The Statistics Agency attributes the latest decline to decreases registered in the transport, housing, water, electricity, gas and fuel, health and goods and services sectors in the month under review.
According to Indileni Nanghonga, Analyst at Simonis Storm Securities, the 1.1% monthly increase in transport inflation was due to 2% monthly increase in the operation of personal transport equipment, caused by an increase in petrol and diesel prices by 30c/l during June 2019.
“The purchases of vehicles recorded a deflation of 0.5% m-o-m compared to a deflation of 1% in the prior month. The deflation in vehicle purchases is the resultant of massive specials and promotions by some dealerships (Ford and VW).

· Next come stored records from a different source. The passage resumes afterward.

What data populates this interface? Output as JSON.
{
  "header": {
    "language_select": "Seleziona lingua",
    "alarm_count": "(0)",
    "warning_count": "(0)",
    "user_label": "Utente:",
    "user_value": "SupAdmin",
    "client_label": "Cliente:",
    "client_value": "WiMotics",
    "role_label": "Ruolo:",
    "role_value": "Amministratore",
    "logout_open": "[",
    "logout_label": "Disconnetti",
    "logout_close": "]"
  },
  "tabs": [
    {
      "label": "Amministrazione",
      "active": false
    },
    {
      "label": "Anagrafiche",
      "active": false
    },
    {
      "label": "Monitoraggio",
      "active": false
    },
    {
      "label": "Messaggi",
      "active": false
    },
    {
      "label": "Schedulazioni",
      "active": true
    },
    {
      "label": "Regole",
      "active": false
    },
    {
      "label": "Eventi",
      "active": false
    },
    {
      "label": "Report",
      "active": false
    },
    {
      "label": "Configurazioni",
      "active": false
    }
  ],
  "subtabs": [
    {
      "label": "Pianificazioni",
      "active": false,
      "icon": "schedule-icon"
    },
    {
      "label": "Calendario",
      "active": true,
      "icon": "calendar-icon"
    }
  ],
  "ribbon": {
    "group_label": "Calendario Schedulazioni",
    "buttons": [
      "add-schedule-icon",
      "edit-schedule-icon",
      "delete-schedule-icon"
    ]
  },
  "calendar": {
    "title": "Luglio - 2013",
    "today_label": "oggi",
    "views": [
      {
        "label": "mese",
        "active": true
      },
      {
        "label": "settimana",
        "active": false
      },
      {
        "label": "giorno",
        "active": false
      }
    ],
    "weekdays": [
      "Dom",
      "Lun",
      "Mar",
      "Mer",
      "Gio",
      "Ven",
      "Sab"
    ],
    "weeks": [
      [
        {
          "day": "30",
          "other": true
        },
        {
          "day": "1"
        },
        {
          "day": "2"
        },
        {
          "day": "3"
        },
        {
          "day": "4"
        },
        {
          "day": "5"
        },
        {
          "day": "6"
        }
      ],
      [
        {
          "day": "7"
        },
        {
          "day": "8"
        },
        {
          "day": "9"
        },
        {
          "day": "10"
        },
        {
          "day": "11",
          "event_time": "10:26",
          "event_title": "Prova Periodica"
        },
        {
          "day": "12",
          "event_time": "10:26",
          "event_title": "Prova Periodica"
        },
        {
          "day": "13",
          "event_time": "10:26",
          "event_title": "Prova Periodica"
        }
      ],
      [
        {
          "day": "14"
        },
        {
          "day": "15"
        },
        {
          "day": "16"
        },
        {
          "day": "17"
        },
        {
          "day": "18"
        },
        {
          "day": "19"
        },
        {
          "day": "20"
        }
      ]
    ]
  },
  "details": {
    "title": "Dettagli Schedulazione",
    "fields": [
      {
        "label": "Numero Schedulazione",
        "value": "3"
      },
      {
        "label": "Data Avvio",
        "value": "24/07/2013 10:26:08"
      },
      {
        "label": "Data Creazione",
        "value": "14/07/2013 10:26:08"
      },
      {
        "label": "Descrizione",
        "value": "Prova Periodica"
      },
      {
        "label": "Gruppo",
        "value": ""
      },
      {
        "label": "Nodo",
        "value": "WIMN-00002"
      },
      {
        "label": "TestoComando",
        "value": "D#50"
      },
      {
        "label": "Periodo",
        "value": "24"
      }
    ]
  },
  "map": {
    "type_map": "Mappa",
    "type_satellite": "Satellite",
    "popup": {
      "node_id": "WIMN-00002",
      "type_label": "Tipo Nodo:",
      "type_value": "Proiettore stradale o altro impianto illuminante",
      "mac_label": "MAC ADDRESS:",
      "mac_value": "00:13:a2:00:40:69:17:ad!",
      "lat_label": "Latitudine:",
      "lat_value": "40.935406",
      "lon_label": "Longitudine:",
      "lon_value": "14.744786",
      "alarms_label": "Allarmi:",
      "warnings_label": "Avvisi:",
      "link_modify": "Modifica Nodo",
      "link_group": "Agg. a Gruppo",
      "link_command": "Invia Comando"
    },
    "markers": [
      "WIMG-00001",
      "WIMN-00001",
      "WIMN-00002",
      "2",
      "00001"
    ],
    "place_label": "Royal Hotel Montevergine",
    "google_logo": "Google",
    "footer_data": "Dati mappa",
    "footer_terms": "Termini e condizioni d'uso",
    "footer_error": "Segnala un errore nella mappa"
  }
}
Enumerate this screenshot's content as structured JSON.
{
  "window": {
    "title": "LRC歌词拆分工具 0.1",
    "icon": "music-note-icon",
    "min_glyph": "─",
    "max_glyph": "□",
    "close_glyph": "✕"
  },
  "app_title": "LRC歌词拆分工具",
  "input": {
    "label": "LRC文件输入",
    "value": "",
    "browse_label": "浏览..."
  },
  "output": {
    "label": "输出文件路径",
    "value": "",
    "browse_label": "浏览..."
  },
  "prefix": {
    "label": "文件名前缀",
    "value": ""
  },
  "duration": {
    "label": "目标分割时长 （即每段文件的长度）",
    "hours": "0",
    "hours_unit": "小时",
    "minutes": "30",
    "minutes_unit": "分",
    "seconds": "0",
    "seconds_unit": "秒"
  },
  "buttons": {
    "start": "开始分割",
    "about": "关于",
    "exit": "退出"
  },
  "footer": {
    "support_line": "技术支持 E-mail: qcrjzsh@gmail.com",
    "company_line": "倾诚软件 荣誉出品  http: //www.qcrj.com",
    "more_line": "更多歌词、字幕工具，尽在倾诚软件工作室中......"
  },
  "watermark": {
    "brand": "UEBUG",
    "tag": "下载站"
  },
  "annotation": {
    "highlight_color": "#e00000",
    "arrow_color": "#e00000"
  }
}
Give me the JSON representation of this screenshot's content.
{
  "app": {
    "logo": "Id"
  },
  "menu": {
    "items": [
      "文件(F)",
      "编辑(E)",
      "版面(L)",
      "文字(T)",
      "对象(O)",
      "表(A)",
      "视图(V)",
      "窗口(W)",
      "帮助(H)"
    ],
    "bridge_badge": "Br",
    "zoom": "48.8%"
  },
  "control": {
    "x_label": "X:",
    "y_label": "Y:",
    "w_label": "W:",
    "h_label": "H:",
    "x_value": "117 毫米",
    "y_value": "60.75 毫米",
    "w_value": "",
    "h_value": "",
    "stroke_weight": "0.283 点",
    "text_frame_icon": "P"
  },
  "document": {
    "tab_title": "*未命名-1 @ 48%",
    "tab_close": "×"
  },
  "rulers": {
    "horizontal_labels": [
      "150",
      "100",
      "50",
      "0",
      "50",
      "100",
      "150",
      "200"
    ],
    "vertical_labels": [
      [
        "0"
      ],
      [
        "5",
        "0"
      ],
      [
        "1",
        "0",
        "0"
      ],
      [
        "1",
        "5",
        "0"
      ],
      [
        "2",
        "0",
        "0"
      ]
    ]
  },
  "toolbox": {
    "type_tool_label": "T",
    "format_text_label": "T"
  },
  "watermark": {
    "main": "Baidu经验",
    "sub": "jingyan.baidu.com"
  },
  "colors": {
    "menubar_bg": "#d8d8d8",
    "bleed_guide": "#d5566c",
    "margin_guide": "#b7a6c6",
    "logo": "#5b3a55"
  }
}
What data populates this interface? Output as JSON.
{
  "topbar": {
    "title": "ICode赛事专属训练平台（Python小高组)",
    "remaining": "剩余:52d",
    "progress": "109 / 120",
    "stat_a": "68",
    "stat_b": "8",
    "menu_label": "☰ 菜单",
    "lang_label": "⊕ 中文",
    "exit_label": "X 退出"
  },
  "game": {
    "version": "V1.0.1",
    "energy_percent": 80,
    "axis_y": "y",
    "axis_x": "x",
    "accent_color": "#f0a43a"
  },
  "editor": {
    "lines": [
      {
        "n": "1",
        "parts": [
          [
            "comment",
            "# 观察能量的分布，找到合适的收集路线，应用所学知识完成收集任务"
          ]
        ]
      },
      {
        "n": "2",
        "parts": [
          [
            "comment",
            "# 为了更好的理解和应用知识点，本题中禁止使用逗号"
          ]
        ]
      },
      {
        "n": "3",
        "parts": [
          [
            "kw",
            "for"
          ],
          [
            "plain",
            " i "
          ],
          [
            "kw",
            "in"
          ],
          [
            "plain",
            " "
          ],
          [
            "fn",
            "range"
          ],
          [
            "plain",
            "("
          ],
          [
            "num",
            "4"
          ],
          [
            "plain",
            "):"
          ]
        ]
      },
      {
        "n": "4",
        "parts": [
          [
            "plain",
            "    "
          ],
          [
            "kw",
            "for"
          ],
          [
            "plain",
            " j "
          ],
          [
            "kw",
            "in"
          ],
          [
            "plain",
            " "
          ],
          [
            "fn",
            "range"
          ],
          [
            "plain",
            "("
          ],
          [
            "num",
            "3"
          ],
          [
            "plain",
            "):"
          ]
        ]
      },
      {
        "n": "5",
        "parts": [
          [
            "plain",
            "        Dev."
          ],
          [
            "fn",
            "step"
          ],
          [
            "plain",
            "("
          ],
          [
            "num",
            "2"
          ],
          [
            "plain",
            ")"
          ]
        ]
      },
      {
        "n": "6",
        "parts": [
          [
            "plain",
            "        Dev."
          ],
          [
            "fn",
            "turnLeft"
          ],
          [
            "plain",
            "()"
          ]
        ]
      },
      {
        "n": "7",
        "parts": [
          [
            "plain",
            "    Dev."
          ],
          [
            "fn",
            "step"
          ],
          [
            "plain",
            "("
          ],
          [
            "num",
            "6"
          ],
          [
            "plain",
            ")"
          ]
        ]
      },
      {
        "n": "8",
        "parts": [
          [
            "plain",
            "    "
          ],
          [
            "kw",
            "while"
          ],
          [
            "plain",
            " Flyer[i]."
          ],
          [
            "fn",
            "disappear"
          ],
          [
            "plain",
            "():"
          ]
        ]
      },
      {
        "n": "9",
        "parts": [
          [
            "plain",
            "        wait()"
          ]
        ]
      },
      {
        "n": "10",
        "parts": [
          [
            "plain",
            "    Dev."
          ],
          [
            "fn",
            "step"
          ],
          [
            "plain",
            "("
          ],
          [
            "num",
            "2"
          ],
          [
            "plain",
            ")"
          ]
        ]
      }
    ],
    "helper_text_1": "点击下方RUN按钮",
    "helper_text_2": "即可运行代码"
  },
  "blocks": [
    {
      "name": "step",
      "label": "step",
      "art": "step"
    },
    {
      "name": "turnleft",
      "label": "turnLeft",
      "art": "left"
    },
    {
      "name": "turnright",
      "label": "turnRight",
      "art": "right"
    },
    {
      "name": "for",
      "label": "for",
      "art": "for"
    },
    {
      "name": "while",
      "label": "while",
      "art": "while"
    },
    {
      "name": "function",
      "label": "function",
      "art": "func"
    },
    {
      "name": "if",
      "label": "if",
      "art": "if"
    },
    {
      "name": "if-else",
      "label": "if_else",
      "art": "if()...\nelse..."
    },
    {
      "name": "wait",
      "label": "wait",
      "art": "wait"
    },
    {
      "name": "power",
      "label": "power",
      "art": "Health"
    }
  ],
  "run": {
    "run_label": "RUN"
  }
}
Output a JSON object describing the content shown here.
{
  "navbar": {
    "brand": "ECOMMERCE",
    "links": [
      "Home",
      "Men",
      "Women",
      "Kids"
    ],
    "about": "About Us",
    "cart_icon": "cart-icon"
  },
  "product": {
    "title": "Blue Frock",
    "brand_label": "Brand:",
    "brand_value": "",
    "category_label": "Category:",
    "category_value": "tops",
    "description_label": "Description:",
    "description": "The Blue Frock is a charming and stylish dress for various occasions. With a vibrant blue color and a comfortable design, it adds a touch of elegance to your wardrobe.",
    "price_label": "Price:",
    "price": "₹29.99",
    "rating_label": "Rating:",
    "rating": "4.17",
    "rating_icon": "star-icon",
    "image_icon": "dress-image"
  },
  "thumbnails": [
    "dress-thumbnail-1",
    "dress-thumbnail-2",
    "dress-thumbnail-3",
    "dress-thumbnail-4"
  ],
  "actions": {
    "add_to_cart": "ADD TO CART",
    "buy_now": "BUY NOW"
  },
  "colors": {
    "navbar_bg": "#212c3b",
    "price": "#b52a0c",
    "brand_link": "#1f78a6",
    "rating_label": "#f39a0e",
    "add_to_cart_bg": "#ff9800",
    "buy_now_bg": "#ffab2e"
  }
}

July saw unchanged fuel prices and if the global oil price ($66.7/bbl) remains subdued coupled with a stronger NAD (N$13.9 against the USD), transport inflation could moderate,” Nanghonga said.
Meanwhile, housing, water, electricity, gas and other fuels recorded no monthly increase in price as the 0.4% m-o-m rise in electricity, gas and fuels was offset by a deflation in the regular maintenance and repair of the dwelling subcategory.
Nanghonga is of the view that the upward effect of the 5% water tariff increase by the City of Windhoek in July 2019 will be offset by the 2.5% electricity tariff decrease approved by the ECB.
“During May, President Hage Geingob declared a state of emergency on drought because of poor rainfall. One of the effects of a drought should be rising food prices. It is therefore surprising to observe a monthly deflation in the food category over the last three months. We are of the view that the food inflation number could be too good to be true. We maintain our fair case inflation forecast of 4.8% with a best-case scenario of 4.5% at the end of 2019,” Nanghonga noted.